作業療法は機械化に負けない仕事の上位にランキングされる、という話を聞くと、ぼくは開発者たちが100年以上前に込めた意図を思い出します。

当時、産業革命は、機械工業によって近代化を推し進めたものの、その反面、人間らしい生活が疎外されるという問題をもたらしました。

開発者たちは、産業革命によって生じた人間疎外を克服するというモチーフを背景に、人間的生活を守る条件として作業療法を考案したからです。

言うなれば、作業療法は機械化に負けない遺伝子が組み込まれた方法だったわけです。

さて、2013年に、オックスフォード大学のオズボーン先生は職業の消滅率を推定しました。

The future of employment, how susceptible are jobs to computerisation?

今再び注目されている「仕事の未来」と題したこの論文は、人工知能の発展にともなって10年後に職業が消滅する率を推定し、ランキングしたものです。

この中で、作業療法士は生き残る職業(機械化に負けない仕事)の上位にランキングされています。




推定法の問題とかテクニカルな問題はあるでしょうが、それはいったん脇に置いておき、ぼくは100年以上前の開発者たちの意図がこんなかたちで提示されたことに感動しています、笑。


今から100年以上前に、作業療法の開発に関わったのは、建築士、芸術家、医師、看護師、ソーシャルワーカー、教師たちです。

彼らは、ウィリアム・ジェームスジョン・デューイジェーン・アダムス(後にノーベル平和賞受賞)らという知と技の巨人たちの影響を受けながら、作業療法という方法論を構築していきました。
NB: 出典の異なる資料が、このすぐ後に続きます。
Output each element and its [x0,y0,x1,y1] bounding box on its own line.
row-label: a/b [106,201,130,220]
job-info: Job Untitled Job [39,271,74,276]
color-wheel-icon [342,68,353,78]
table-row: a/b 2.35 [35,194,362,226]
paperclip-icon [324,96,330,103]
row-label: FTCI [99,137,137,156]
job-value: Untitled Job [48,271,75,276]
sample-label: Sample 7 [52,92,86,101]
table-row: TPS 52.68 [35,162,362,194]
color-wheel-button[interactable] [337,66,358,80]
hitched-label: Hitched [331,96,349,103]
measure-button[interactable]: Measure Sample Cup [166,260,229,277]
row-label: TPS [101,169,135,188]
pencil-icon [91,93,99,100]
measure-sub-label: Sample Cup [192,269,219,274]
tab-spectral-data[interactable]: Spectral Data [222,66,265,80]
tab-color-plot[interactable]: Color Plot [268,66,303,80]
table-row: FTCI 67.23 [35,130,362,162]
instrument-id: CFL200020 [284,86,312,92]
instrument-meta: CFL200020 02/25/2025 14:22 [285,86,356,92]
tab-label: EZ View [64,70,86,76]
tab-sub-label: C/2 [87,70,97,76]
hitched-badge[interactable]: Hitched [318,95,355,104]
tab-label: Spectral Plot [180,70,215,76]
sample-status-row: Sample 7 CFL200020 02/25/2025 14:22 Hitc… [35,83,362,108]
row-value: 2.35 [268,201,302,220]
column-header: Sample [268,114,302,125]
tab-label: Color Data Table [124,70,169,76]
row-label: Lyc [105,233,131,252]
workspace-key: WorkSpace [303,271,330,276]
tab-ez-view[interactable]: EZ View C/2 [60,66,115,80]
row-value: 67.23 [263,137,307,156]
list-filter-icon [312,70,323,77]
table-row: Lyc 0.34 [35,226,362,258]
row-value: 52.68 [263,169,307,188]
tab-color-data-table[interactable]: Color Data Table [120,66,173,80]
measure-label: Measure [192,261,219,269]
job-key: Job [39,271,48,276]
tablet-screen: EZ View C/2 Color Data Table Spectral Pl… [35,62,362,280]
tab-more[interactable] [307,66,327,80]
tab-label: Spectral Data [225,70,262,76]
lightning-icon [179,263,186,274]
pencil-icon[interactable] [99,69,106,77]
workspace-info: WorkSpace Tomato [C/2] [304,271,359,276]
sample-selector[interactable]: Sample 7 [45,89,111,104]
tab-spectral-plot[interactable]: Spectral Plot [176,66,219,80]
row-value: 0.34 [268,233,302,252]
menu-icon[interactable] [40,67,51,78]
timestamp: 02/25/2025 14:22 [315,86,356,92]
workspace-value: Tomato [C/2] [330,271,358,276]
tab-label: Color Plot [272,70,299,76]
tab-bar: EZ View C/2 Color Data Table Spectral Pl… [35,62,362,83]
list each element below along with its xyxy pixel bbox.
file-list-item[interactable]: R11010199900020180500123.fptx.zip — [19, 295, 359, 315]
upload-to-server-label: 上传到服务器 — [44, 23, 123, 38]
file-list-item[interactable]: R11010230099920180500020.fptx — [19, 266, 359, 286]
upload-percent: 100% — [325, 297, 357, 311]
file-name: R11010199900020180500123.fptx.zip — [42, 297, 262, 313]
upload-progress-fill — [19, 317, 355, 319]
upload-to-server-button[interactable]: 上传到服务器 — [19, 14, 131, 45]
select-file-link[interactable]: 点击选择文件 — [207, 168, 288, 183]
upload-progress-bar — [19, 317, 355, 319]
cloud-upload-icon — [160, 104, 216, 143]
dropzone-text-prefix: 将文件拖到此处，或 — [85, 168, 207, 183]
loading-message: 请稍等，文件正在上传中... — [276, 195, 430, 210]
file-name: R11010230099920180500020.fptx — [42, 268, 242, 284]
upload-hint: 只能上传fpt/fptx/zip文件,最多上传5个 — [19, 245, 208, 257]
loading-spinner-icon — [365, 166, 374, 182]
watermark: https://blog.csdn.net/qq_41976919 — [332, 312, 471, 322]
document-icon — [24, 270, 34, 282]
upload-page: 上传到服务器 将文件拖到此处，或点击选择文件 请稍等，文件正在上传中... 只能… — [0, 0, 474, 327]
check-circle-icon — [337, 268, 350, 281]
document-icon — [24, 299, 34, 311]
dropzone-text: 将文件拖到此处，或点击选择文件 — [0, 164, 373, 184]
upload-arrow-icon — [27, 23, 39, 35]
その際、へその緒にあったアイデアのひとつが、機械化による人間疎外の克服というものでした。

それが時を経て、作業療法の組み込まれたDNAが、機械化の進行によっても生き残る仕事というかたちで示されているわけです。

きっと作業療法の開発者たちが上記の論文を読んだら「そりゃあんた当然の結果だよ」と答えるんでしょうね、笑。

「作業療法」というネーミング(訳語)がイマイチと言われることがありますけど、設計図は当時も今もハイセンスです。

何だかものすごく壮大な物語です。